DNS scales up from a single host to multiple hosts, and to the size of the internet. Using the same underlying technology, it is possible to scale your system up incrementally to meet changing demands. The router-based solution is unable to achieve this, and also ends up coupling name resolution to message protocol. Ultimately, the router-based solution is neat and tidy within a particular technology sweet spot but doesn't meet the needs of more complex systems. I believe that DNS can meet those needs.

One problem that DNS in and of itself doesn't solve is activation. Activation is the concept of starting a service only when its clients start to use it. DBUS supports this, as do some related technologies. That problem can be solved in a different way, however. Consider a service who's only role is to start other services. It is run in place of any actual service with an activation requirement. When connections start to come in, it can start the real process to accept them. Granted, this means a file-descriptor handover mechanism is likely to be required. That is not a major inhibitor to the solution. Various services of this kind can develop indepdenently to match specific activation requirements.
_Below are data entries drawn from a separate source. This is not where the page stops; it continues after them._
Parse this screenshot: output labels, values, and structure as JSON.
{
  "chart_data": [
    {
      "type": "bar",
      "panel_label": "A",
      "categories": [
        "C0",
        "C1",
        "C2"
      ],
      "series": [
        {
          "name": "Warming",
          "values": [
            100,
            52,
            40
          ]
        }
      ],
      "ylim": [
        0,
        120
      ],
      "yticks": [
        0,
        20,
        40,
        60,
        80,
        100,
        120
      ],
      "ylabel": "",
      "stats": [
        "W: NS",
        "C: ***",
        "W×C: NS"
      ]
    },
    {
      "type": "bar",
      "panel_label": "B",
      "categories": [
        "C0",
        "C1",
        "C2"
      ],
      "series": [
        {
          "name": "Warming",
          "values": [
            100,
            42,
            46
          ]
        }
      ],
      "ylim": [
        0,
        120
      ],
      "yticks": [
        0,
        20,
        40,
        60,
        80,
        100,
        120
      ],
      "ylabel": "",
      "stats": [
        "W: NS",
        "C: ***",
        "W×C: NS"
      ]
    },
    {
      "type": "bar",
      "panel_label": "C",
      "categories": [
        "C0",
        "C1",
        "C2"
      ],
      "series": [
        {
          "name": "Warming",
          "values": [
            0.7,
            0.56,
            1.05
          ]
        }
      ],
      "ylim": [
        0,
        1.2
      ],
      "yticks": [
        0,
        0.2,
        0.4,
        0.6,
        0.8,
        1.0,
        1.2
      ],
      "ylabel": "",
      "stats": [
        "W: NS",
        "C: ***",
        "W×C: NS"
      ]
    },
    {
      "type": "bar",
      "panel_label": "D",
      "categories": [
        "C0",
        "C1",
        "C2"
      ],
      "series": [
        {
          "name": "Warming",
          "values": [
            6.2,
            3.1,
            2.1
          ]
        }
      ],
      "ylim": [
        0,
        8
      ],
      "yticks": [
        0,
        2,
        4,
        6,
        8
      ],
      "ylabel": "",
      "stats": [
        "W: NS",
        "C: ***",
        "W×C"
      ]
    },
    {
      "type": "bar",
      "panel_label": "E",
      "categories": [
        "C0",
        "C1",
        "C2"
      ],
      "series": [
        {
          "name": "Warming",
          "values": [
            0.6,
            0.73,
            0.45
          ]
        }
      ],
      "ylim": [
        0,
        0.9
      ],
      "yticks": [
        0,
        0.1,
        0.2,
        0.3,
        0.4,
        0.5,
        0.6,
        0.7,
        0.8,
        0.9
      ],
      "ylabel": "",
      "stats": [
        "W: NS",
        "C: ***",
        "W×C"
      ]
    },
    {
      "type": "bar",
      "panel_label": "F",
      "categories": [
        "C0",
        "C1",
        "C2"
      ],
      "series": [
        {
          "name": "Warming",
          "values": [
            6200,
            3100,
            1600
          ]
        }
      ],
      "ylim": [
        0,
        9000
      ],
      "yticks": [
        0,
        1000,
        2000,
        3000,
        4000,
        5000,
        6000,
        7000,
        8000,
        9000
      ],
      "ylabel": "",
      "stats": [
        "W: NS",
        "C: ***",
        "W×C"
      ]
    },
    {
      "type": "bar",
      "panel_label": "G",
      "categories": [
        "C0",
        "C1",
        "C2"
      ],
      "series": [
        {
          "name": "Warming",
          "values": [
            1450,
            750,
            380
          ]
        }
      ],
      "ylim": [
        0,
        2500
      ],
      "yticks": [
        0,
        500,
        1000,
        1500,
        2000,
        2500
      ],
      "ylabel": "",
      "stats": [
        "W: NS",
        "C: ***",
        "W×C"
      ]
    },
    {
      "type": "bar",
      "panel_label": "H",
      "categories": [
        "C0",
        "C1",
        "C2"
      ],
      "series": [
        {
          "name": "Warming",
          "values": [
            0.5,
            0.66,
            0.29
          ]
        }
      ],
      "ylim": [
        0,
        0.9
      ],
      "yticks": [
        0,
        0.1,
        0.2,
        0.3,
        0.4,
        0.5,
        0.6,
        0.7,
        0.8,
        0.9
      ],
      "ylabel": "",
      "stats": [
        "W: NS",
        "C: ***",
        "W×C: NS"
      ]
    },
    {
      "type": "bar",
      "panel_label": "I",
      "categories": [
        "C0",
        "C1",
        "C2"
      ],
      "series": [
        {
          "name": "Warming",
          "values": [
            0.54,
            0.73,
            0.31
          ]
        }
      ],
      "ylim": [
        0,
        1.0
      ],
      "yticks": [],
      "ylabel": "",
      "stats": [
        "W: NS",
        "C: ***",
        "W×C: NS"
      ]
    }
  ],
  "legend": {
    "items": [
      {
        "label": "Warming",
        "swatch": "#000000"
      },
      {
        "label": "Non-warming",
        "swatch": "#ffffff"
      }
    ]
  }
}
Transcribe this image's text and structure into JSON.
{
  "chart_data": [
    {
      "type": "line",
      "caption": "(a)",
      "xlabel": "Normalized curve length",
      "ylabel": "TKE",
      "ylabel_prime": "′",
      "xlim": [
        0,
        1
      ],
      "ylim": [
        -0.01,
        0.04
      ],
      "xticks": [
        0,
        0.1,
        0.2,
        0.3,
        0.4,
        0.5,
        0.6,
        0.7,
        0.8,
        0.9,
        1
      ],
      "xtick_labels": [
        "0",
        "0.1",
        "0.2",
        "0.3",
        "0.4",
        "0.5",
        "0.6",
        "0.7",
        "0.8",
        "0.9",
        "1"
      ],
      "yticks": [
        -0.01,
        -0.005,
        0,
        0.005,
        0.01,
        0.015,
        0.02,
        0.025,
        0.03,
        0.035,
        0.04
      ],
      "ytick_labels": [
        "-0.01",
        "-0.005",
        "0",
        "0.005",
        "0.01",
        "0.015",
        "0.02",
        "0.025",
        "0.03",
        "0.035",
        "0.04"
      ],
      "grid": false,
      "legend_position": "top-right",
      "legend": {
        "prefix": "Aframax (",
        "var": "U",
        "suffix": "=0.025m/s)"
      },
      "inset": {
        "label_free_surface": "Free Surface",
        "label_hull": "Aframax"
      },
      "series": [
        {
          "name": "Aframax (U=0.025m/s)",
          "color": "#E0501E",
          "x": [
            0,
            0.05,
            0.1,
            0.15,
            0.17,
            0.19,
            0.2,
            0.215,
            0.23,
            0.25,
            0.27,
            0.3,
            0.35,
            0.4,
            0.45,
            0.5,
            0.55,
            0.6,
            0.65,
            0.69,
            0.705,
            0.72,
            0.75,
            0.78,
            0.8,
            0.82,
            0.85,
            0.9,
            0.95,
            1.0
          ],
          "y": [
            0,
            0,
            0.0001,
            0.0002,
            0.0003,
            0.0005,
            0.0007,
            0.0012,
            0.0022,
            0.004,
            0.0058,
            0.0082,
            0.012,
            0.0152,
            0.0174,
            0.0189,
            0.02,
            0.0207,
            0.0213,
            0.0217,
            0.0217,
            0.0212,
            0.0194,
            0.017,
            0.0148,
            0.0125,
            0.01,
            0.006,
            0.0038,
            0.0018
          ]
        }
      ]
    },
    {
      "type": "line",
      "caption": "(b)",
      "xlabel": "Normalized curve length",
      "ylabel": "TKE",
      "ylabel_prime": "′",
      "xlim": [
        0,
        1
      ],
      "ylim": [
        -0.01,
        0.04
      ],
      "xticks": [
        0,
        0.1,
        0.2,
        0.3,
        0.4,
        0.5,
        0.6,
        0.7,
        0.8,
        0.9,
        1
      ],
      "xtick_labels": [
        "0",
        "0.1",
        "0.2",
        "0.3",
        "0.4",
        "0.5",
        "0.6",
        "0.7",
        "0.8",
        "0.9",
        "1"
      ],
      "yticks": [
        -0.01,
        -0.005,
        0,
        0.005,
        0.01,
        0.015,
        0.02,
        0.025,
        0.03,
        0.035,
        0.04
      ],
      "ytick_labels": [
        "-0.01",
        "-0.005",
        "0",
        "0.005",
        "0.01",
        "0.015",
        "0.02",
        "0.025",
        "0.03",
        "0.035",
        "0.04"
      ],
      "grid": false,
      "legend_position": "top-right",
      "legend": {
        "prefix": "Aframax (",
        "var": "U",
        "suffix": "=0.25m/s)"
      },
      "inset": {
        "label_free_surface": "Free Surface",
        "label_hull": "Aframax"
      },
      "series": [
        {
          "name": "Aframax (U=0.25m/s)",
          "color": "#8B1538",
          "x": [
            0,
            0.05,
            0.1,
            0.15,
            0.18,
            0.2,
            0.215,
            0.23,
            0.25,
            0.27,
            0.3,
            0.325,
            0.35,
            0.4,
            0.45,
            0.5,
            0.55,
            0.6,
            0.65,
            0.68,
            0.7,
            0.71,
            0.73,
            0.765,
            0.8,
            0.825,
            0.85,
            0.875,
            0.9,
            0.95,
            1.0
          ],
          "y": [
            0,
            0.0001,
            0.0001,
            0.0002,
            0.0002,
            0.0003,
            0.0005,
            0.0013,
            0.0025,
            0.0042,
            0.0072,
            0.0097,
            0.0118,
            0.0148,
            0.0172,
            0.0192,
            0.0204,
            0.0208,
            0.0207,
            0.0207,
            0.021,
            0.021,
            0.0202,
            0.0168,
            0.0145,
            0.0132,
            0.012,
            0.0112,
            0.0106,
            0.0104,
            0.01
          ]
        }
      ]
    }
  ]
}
Ultimately, I think DNS is the right way to find services you want to communicate with both on the same machine and on the local network. Each application should be configured with one or more names they should register, a DNS server to register with, and keys to permit secure updates. If the process is already registered, it should attempt to open the same port again. If it isn't registered or is unable to open the port, it should open a new one and register that. Clients should usually look up name resolution data before each attempt to connect to the service. They should be aware that their information may occasionally be stale and be prepared to retry periodically until they succeed. Clients and services should also be ready to operate over secure protocols with two-way authentication when sensitive data or operations are being exchanged.